Ces diligences ont été réalisées moins d’un jour ouvrable après le placement en rétention administrative. Il y a lieu de considérer qu’elles ont été effectuées immédiatement après le placement en rétention de l’intéressé.
Dès lors, il convient de constater que l’administration a réalisé les diligences qui s’imposaient à elle dans le cadre d’une première demande de prolongation, Monsieur [I] [H] étant dépourvu de tout document de voyage en original, de sorte qu’un laissez-passer est nécessaire.

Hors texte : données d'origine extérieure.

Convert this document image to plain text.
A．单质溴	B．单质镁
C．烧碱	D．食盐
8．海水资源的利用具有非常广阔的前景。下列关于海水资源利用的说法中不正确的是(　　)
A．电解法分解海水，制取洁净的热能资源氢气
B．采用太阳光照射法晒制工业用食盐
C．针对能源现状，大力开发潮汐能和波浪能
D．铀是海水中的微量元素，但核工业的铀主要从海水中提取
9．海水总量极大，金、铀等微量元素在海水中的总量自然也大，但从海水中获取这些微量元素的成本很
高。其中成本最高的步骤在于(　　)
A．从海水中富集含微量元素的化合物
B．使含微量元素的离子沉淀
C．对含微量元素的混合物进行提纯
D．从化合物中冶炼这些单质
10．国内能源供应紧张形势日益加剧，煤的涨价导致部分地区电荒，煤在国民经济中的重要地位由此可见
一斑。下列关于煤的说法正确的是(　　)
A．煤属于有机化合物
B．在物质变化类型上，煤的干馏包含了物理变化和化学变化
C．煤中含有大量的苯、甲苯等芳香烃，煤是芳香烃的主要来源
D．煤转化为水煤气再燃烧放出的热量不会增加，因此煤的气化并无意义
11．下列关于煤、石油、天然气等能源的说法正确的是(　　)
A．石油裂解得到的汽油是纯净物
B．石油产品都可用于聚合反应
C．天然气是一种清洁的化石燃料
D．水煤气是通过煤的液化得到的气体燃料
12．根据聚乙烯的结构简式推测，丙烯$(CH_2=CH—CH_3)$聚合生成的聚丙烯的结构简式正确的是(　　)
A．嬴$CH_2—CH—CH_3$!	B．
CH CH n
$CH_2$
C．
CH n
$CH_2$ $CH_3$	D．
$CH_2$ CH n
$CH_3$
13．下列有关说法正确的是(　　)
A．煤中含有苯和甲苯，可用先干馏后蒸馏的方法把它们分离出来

En conséquence, il sera fait droit à la demande de prolongation de la rétention administrative de Monsieur [I] [H].
PAR CES MOTIFS
Ordonnons la jonction de la procédure suivie sous le numéro RG 25/3217 avec la procédure suivie sous le N° RG 25/03216 et disons que la procédure sera suivie sous le seul numéro de N° RG 25/03216 – N° Portalis DBYV-W-B7J-HFSS ;
Rejetons les moyens de nullité soulevés ;
Rejetons le recours formé à l’encontre de l’Arrêté de placement en rétention administrative
Ordonnons la prolongation du maintien de Monsieur X se disant [I] [H] dans les locaux non pénitentiaires pour un délai maximum de VINGT SIX JOURS.
Notifions que la présente décision est susceptible d’être contestée par la voie de l’appel interjeté dans les 24 heures du prononcé de la présente ordonnance, devant le Premier Président de la Cour d’Appel d’ORLEANS ([Courriel 1]), et par requête motivée.

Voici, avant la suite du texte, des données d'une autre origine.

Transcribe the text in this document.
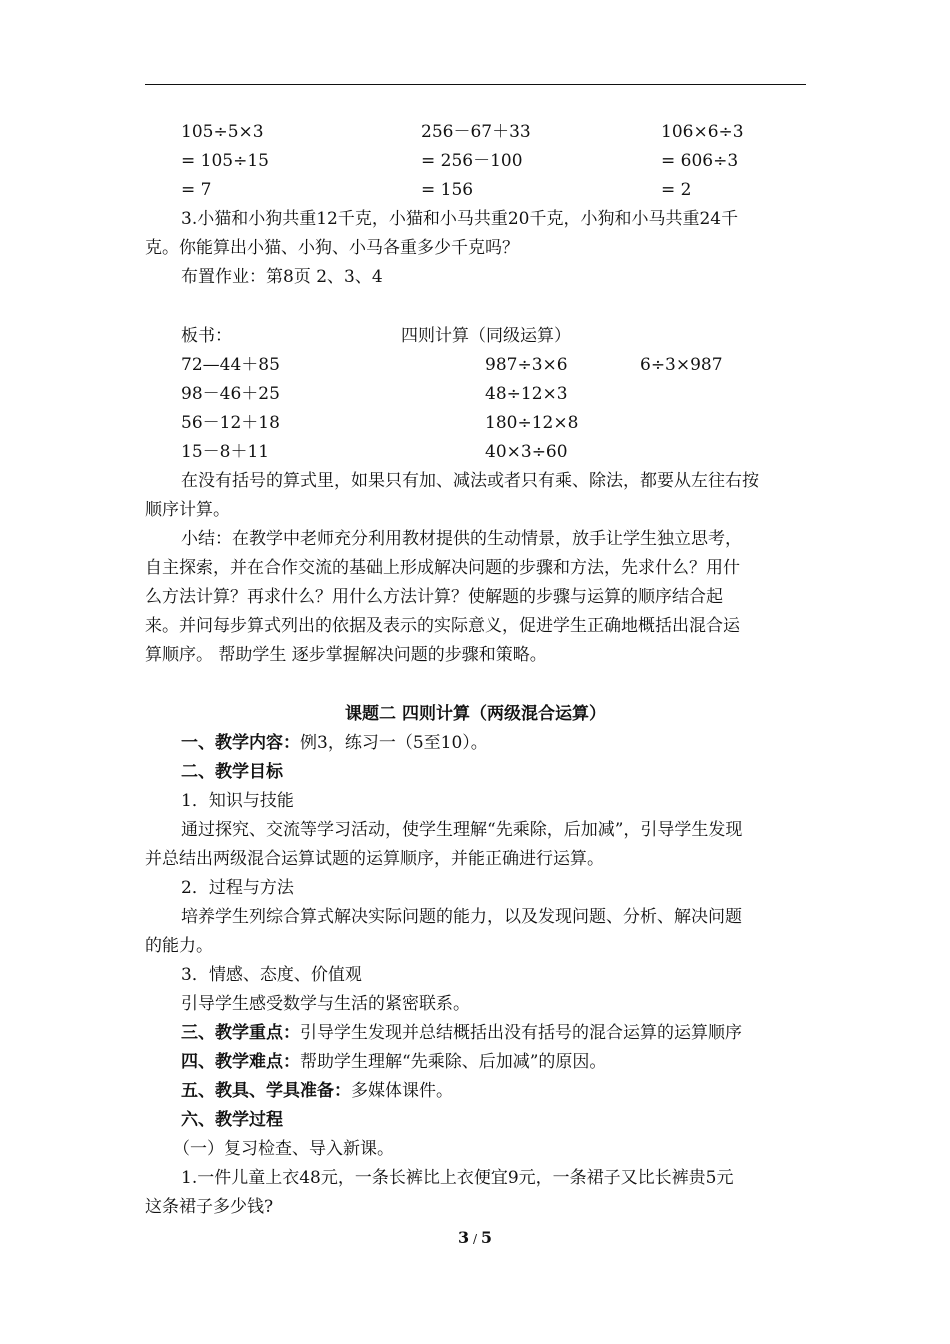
105÷5×3	256－67＋33	106×6÷3
= 105÷15	= 256－100	= 606÷3
= 7	= 156	= 2
3.小猫和小狗共重12千克，小猫和小马共重20千克，小狗和小马共重24千
克。你能算出小猫、小狗、小马各重多少千克吗？
布置作业：第8页 2、3、4
板书：	四则计算（同级运算）
72—44＋85	987÷3×6	6÷3×987
98－46＋25	48÷12×3
56－12＋18	180÷12×8
15－8＋11	40×3÷60
在没有括号的算式里，如果只有加、减法或者只有乘、除法，都要从左往右按
顺序计算。
小结：在教学中老师充分利用教材提供的生动情景，放手让学生独立思考，
自主探索，并在合作交流的基础上形成解决问题的步骤和方法，先求什么？用什
么方法计算？再求什么？用什么方法计算？使解题的步骤与运算的顺序结合起
来。并问每步算式列出的依据及表示的实际意义，促进学生正确地概括出混合运
算顺序。 帮助学生 逐步掌握解决问题的步骤和策略。
课题二 四则计算（两级混合运算）
一、教学内容：例3，练习一（5至10）。
二、教学目标
1．知识与技能
通过探究、交流等学习活动，使学生理解“先乘除，后加减”，引导学生发现
并总结出两级混合运算试题的运算顺序，并能正确进行运算。
2．过程与方法
培养学生列综合算式解决实际问题的能力，以及发现问题、分析、解决问题
的能力。
3．情感、态度、价值观
引导学生感受数学与生活的紧密联系。
三、教学重点：引导学生发现并总结概括出没有括号的混合运算的运算顺序
四、教学难点：帮助学生理解“先乘除、后加减”的原因。
五、教具、学具准备：多媒体课件。
六、教学过程
（一）复习检查、导入新课。
1.一件儿童上衣48元，一条长裤比上衣便宜9元，一条裙子又比长裤贵5元
这条裙子多少钱?
3 / 5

Rappelons à Monsieur X se disant [I] [H] que dès le début du maintien en rétention, il peut demander l’assistance d’un interprète, d’un médecin, d’un conseil et peut, s’il le désire, communiquer avec son consulat et avec une personne de son choix.
Décision rendue en audience publique le 02 Juin 2025 à
Le Greffier Le Juge
Reçu notification et copie de la présente ordonnance le 02 Juin 2025 à ‘[Localité 7]
L’INTERESSE L’AVOCAT L’INTERPRETE
REPRESENTANT de PREFECTURE D'[Localité 3] [Localité 2]
Copie de la présente décision est transmise par courriel au procureur de la République, au Tribunal Administratif d’Orléans, à la Préfecture dePREFECTURE D’INDRE ET LOIRE et au CRA d’Olivet.